Thanks for the kind compliments.
His coat is shedding now and is changing dramatically.

I think he is done with height at exactly 25inch.
He hasn't grown in height at all this month. 

Here's another shot. He is a little wet though


----------



## d4lilbitz

Very handsome, love his dark mask!


----------



## King1122

He is a very handsome guy!


----------



## d4mmo

10 month update, Iv reduced his food a little coming up to summer, temperatures in Australia can reach 110+ and I figure being fit and lean will help. His between 70-75 pounds at the moment at 25 inch


----------



## kelbonc

Rhino certainly is a handsome boy!


----------



## d4mmo

Thanks for the compliment kelbonc
I have seen a big difference on his pastern and hock joint over the last couple months. Not only have they firmed up but they are also more in proportion, ie the length of hock before seemed to long compared to the rest of the leg giving a cow hock look. This has improved significantly. 
lhczth can you comment on this, you seem to know a bit about structure


----------



## d4mmo

11 month update
His obedience seems to somewhat improved even though I have laid off the obedience. 
His focus is very intense now and he is showing more gsd tendencies and less Labrador tendencies. Eg less content to run and play with just anyone. Ignoring others, enjoying the company of his pack much more than others. I suppose he wasn't going to stay a puppy forever though 

Anyways I'm now training him to self stack, it came very natural








We took him to his first herding class which went very well. The farmer had never seen a GSD herd but was quite surprised how natural it came, although on the way out I realized cows didn't like his presence very much.


----------



## Christieb24

Wow...he's stunning.. such a regal boy whatever you are feeding him it is working LOL.. lovely


----------



## d4mmo

12 month update. Happy bday big boy.







I love this photo. Despite what it looks like those boxers are his best friends


----------



## d4mmo

That will be the last photo update. I'll probably update after his next show. Some time mid next year.
I think he has developed into a handsome stud. 
It's been an awesome 12 months and I could not be happier with my pup


----------



## d4mmo

great news, rhino has gotten his hips and elbows checked with great results.
elbows are 0:0
hips are 0:2
easy A and Z stamp.
very happy with the little man. he has a show and obedience trial coming up next month. very excited


----------



## d4mmo

another photo before his next show. im hoping the judges like him as much as i do. iv got him entered in a show and obedience comp the next day. im extreamly nervous. any tips will be greatly appreciated.
feel free to critique also.
thanks


----------



## d4mmo

little Rhino placed 7th at the nationals. very happy


----------



## d4mmo

Thats him in the middle with brothers infront and behind


----------



## Cschmidt88

Very nice! You must be proud, he's a handsome boy  

If you don't mind me asking are there any websites besides the USCA to locate local rating shows? I'd like to get my kiddo into one but I cannot find any locally.


----------



## d4mmo

hey cschmidt88

im in australia ( the world down under)
so unfortunately i cant help sorry


----------



## Cschmidt88

Haha oh gosh, thank you though!


----------



## d4mmo

this is rhino at his latest show.
Came 2nd male intermediate
2nd reserve dog.

i think his done growing, he stands 64.5cm tall or 25inch
and is weighing a huge 44kg 97pounds


----------



## Bella67

Gorgeous!


----------



## Malachi'sMama

What a stunning fella! Absolutely handsome!!

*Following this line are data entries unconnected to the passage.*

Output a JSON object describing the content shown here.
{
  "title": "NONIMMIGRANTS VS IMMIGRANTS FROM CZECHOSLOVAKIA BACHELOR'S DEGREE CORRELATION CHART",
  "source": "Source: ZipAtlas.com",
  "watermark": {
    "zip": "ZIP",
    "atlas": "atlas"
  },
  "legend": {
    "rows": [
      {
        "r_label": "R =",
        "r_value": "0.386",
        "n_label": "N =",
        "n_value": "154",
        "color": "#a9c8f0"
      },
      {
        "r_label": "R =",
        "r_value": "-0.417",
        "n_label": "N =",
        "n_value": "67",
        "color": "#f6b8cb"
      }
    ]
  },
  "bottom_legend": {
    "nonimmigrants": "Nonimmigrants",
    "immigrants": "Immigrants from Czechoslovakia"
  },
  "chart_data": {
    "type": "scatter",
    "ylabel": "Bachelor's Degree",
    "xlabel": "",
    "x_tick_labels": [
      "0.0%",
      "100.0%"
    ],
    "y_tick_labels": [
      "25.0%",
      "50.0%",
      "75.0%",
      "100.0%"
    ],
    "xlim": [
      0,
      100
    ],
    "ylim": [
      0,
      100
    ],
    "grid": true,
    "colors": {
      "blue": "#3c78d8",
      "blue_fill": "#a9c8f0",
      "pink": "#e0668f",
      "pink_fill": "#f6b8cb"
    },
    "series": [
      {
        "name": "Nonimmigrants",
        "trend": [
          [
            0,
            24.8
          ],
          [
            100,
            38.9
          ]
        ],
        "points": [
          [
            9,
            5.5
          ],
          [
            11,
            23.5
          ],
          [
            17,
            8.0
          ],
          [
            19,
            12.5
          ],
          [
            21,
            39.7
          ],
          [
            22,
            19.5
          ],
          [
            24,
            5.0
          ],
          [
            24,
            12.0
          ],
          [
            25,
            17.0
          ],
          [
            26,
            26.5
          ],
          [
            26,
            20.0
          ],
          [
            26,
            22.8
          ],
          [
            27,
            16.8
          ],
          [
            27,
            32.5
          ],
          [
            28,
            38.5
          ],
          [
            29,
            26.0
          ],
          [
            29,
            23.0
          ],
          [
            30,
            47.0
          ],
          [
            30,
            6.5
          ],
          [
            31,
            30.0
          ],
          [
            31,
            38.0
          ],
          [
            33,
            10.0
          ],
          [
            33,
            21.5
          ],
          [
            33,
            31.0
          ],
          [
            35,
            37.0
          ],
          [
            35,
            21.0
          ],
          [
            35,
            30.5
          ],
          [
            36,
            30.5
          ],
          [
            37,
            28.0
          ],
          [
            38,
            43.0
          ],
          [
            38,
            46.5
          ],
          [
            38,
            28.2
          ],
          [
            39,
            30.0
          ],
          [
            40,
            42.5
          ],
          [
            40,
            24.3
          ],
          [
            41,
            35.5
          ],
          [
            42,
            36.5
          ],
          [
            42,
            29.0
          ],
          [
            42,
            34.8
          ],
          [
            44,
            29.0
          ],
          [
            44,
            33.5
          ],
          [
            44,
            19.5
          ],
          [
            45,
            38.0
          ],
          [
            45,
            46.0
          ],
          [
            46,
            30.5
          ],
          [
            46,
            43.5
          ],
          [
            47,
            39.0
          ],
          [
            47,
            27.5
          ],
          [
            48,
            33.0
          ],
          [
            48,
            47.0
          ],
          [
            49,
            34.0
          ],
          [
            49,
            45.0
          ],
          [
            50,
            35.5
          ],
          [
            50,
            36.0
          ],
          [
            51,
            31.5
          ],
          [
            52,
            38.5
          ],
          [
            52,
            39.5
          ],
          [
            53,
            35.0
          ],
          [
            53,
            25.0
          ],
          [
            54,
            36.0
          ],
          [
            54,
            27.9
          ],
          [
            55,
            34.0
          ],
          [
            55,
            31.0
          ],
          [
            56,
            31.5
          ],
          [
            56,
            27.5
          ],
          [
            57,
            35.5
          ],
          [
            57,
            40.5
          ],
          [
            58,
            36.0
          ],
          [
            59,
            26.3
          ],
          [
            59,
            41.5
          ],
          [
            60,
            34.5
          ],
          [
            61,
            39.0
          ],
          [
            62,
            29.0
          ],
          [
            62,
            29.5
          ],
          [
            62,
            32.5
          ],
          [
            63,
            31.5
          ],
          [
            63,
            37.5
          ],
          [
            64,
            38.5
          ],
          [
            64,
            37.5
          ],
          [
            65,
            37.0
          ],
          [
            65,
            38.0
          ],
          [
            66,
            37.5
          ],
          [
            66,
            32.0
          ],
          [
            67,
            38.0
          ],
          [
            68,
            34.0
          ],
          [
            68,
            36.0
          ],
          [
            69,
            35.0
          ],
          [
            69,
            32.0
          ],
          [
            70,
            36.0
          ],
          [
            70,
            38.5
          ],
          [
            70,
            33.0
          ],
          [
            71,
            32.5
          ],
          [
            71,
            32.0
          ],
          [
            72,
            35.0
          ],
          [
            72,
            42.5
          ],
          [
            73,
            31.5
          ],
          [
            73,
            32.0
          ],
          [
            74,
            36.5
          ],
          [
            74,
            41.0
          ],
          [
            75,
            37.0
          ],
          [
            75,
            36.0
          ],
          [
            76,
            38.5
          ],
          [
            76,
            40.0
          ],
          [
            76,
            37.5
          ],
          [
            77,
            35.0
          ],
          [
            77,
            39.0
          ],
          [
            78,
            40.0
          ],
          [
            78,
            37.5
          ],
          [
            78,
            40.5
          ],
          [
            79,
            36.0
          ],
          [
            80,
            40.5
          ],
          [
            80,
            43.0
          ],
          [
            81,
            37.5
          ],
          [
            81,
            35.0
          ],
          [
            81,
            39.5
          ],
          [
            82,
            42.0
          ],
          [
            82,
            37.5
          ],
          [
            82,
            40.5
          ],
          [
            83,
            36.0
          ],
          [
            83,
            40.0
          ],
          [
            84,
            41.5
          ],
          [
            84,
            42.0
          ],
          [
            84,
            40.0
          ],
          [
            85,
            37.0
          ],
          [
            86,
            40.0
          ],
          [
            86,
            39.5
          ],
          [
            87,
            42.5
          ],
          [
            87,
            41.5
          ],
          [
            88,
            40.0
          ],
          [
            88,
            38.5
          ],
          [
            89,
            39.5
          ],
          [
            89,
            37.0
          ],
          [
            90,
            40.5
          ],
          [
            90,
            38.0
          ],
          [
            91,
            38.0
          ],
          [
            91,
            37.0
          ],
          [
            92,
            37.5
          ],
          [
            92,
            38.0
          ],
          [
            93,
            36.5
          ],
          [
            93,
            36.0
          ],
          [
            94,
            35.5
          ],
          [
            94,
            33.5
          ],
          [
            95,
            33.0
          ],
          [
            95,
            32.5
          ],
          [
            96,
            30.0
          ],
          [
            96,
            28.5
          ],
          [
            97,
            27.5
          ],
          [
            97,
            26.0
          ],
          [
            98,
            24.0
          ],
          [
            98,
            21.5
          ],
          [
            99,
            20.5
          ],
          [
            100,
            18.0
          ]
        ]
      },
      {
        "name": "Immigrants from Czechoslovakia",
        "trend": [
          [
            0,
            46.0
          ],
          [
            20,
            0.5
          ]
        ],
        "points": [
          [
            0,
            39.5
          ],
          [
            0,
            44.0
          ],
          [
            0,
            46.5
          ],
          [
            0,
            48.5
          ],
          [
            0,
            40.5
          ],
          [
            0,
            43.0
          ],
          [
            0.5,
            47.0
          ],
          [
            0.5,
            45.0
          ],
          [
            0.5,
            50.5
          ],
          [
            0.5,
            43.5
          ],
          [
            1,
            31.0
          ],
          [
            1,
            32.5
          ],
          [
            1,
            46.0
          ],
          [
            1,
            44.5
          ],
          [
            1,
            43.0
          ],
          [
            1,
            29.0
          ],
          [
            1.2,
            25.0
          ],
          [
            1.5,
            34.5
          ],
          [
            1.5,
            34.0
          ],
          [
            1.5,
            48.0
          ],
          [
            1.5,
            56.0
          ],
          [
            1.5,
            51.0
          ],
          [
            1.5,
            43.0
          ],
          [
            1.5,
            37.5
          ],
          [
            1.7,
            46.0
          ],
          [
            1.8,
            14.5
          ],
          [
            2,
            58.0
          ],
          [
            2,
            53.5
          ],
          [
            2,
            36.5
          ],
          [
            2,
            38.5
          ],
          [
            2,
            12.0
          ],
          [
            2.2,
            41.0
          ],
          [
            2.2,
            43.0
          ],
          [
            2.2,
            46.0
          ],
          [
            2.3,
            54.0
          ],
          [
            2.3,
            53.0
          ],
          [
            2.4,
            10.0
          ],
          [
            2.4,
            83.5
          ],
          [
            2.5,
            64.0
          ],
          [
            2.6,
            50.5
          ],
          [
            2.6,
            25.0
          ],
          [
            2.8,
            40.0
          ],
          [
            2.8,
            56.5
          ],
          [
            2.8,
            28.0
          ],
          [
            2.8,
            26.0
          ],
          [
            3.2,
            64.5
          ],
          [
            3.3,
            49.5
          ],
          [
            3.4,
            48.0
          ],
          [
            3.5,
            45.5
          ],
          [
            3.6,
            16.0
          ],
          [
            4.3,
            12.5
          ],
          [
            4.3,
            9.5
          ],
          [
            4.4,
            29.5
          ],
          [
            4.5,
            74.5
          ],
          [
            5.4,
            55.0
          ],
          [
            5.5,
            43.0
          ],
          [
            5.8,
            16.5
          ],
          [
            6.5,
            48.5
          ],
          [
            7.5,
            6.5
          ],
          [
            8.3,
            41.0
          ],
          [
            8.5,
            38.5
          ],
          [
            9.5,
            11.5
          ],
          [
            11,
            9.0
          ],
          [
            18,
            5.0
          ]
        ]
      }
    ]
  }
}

You should be proud!! I've enjoyed following this thread! Hope you'll continue to update!


----------



## Lobo dog

Such a Studley fellow! Love keeping up with his thread. I too hope that you will continue to update!


----------



## d4mmo

Thanks for the kind replies.  
His next show is in a couple of months. 
i'm getting some proper photography done so hopefully ill have some good photos of him in peak condition


----------



## d4mmo

update: Rhino has been breed Surveyed awarded kk1.
check out the website below for his pedigree and breed report 
Misteishah Fletcher AZ


----------



## Chai

Wow he is dreamy! Looking to enter shows next year, it all seems so complicated though...I don't think I can keep mine from running all over the place instead of in a nice circle!

Keep up the great work!


----------